Monday, April 11, 2016

What Just Happened to the Arctic Sea Ice?

The extent of the Arctic sea ice has skyrocketed in the last few days. Take a look at these plots from the National Snow and Ice Data Center (NSIDC).


 




It was thought we had passed the maximum sea ice extent. Instead, in the space of only four days, the extent has increased by 490,000 square kilometers, not only surpassing the level that had been tagged as the maximum, but passing the maximum from last year as well. And, it appears more increase is likely.

Is this data valid or the result of some anomaly? If valid, what does this surge mean? Is there more ice or is this merely the artifact of the 15% threshold. If the ice breaks up and spreads, there is more ice extent even with less total ice. Or, has there been some kind of temperature drop resulting in the growth of ice in certain regions?

This is what the temperature across the region looked like for April 10th (the dark areas are areas with no data).

Source: Polar Portal


This is what it looked like a week ago.

Source: Polar Portal
If anything, it looks to me as if the ice is warmer now than a week ago. I see nothing that would make me expect a surge to occur.

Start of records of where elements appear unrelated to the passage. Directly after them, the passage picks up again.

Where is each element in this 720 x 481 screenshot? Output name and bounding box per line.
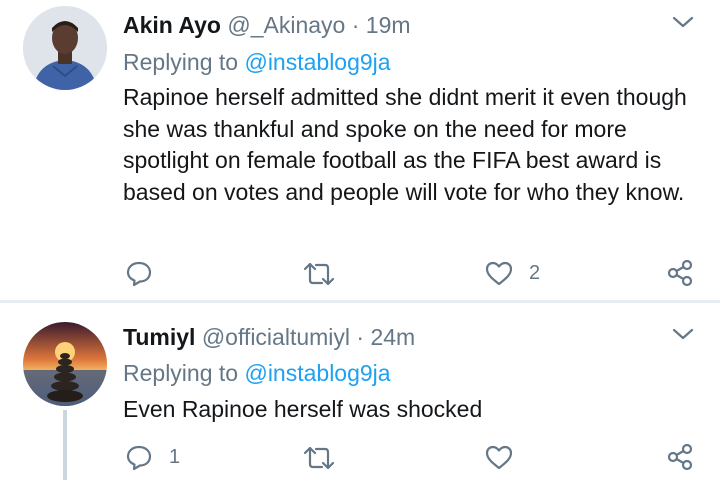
replying-to: Replying to @instablog9ja bbox=[123, 358, 391, 388]
reply-icon[interactable] bbox=[125, 259, 153, 287]
replying-label: Replying to bbox=[123, 360, 239, 386]
avatar[interactable] bbox=[23, 6, 107, 90]
retweet-icon[interactable] bbox=[302, 444, 336, 472]
share-icon[interactable] bbox=[665, 442, 695, 472]
tweet-text: Even Rapinoe herself was shocked bbox=[123, 396, 483, 422]
avatar[interactable] bbox=[23, 322, 107, 406]
separator: · bbox=[351, 12, 360, 38]
retweet-icon[interactable] bbox=[302, 260, 336, 288]
timestamp[interactable]: 24m bbox=[370, 324, 415, 350]
tweet-text: Rapinoe herself admitted she didnt merit… bbox=[123, 84, 687, 205]
tweet-divider bbox=[0, 300, 720, 303]
user-handle[interactable]: @_Akinayo bbox=[227, 12, 345, 38]
reply-icon[interactable] bbox=[125, 443, 153, 471]
tweet-header: Akin Ayo @_Akinayo · 19m bbox=[123, 10, 411, 40]
display-name[interactable]: Tumiyl bbox=[123, 324, 195, 350]
display-name[interactable]: Akin Ayo bbox=[123, 12, 221, 38]
chevron-down-icon[interactable] bbox=[669, 12, 697, 32]
thread-line bbox=[63, 410, 67, 480]
replying-label: Replying to bbox=[123, 49, 239, 75]
mention-link[interactable]: @instablog9ja bbox=[244, 360, 390, 386]
mention-link[interactable]: @instablog9ja bbox=[244, 49, 390, 75]
separator: · bbox=[356, 324, 365, 350]
user-handle[interactable]: @officialtumiyl bbox=[202, 324, 350, 350]
reply-count: 1 bbox=[169, 446, 181, 468]
share-icon[interactable] bbox=[665, 258, 695, 288]
like-icon[interactable] bbox=[484, 259, 514, 287]
tweet-header: Tumiyl @officialtumiyl · 24m bbox=[123, 322, 415, 352]
like-icon[interactable] bbox=[484, 443, 514, 471]
chevron-down-icon[interactable] bbox=[669, 324, 697, 344]
like-count: 2 bbox=[529, 262, 541, 284]
replying-to: Replying to @instablog9ja bbox=[123, 47, 391, 77]
timestamp[interactable]: 19m bbox=[366, 12, 411, 38]
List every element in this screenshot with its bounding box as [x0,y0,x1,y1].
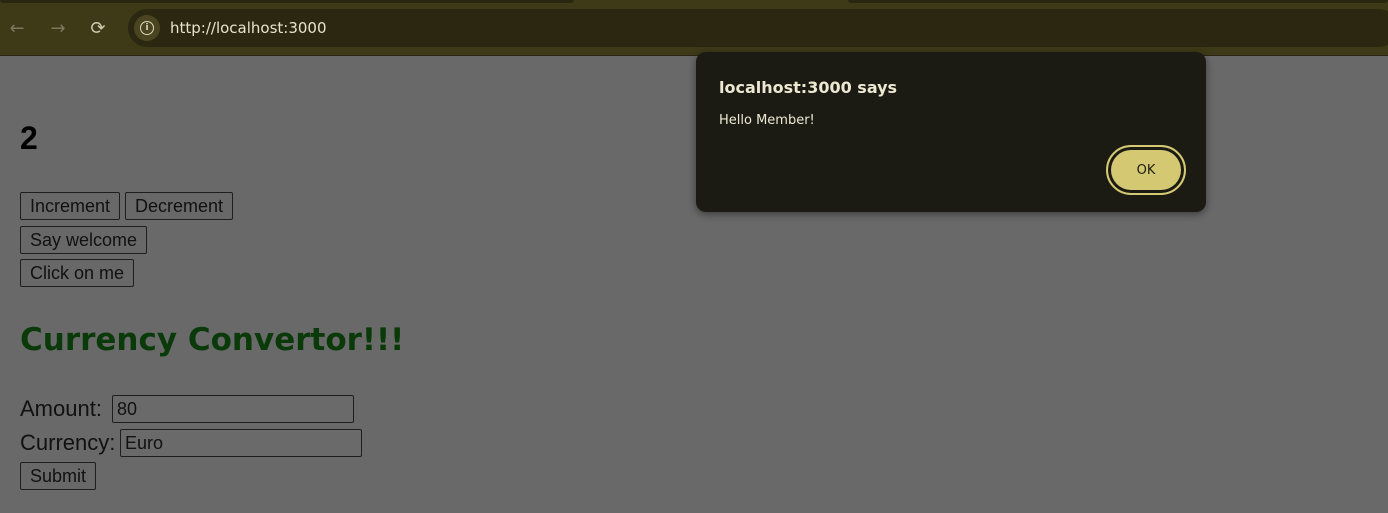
browser-toolbar: ← → ⟳ i http://localhost:3000 [0,0,1388,56]
decrement-button[interactable]: Decrement [125,192,234,220]
alert-message: Hello Member! [719,113,815,128]
alert-dialog: localhost:3000 says Hello Member! OK [696,52,1206,212]
click-on-me-button[interactable]: Click on me [20,259,135,287]
converter-heading: Currency Convertor!!! [20,322,405,358]
submit-button[interactable]: Submit [20,462,97,490]
amount-input[interactable] [112,395,354,423]
site-info-button[interactable]: i [134,15,160,41]
currency-label: Currency: [20,430,116,455]
ok-button[interactable]: OK [1106,145,1186,195]
increment-button[interactable]: Increment [20,192,121,220]
url-text[interactable]: http://localhost:3000 [170,19,327,37]
tab-edge [0,0,574,3]
tab-edge [848,0,1388,3]
reload-icon[interactable]: ⟳ [84,14,112,42]
back-icon[interactable]: ← [3,14,31,42]
amount-label: Amount: [20,396,102,421]
counter-value: 2 [20,120,38,156]
alert-title: localhost:3000 says [719,78,898,97]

It will be interesting to see what NSIDC says.

UPDATE:

NSIDC has stated "The daily sea ice extent images are sporadically displaying erroneous data. NSIDC is investigating with our satellite data providers." What it looks like to me is one axis has been reversed somehow. If we change the change in the y-directions (up and down on the graph) and leave the x-components the same, we would get a plot that is entirely consistent with the trendline of the previous data. We'll see how this plays out.